Lao-Tzu'nun vakt-i zamanında buyurmuş olduğuna göre: ‘‘Birisi tarafından derinden sevilmek insana güç, birisini derinden sevmek ise cesaret kazandırır.’’

Yıldız Tilbe gerçi artık sevmeye niyeti olmadığını söylüyor ama inkarın da faydası yok: O hem güçlü, hem de cesur bir kadın. Ve nasıl sevilesi... Hani hard-heteroseksüel bir kadın olmasam, bir koşu gidip, dizlerimin üzerine çöküp dest-i izdivacına talip olacağım...
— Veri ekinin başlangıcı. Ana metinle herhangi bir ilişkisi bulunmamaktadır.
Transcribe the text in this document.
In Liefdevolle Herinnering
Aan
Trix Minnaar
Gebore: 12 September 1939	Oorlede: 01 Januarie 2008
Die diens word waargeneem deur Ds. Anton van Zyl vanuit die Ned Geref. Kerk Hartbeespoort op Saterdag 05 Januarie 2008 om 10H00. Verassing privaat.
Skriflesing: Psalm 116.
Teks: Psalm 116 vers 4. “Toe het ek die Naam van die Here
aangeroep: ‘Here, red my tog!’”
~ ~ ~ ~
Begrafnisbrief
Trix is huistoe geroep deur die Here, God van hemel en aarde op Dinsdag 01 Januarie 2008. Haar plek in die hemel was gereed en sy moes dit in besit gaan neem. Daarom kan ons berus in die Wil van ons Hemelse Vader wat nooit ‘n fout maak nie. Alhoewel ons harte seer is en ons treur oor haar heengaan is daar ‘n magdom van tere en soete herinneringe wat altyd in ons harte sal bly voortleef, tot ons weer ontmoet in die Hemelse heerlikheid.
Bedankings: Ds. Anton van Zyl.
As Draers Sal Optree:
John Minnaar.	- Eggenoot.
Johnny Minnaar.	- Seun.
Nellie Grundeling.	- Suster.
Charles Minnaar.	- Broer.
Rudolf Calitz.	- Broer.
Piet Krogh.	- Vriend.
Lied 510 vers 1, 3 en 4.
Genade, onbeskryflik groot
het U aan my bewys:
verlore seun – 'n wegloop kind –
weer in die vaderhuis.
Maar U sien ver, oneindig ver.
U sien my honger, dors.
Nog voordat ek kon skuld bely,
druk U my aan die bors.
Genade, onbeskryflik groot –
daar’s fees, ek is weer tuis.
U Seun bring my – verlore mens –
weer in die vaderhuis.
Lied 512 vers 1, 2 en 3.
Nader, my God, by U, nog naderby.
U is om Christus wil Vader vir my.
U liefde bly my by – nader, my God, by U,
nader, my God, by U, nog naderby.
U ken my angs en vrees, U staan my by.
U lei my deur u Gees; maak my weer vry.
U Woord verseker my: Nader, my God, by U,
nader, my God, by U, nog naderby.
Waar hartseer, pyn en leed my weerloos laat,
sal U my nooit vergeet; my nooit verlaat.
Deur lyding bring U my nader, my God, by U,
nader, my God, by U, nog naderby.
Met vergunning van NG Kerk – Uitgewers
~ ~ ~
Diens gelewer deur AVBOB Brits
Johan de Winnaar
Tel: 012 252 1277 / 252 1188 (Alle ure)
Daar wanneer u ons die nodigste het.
Çabuk Olalım Aşkım'ın klibinde hele, öyle güzel, öyle hülyalı bir háli var ki... Dans etmeye başladı mı her uzvu ayrı yörüngede devinen o değil sanki... Daha doğrusu, o deli kız ne kadar şen şakrak ve hoş bir şeyse, bu da o derece hüzünlü ve buğulu bir kadın.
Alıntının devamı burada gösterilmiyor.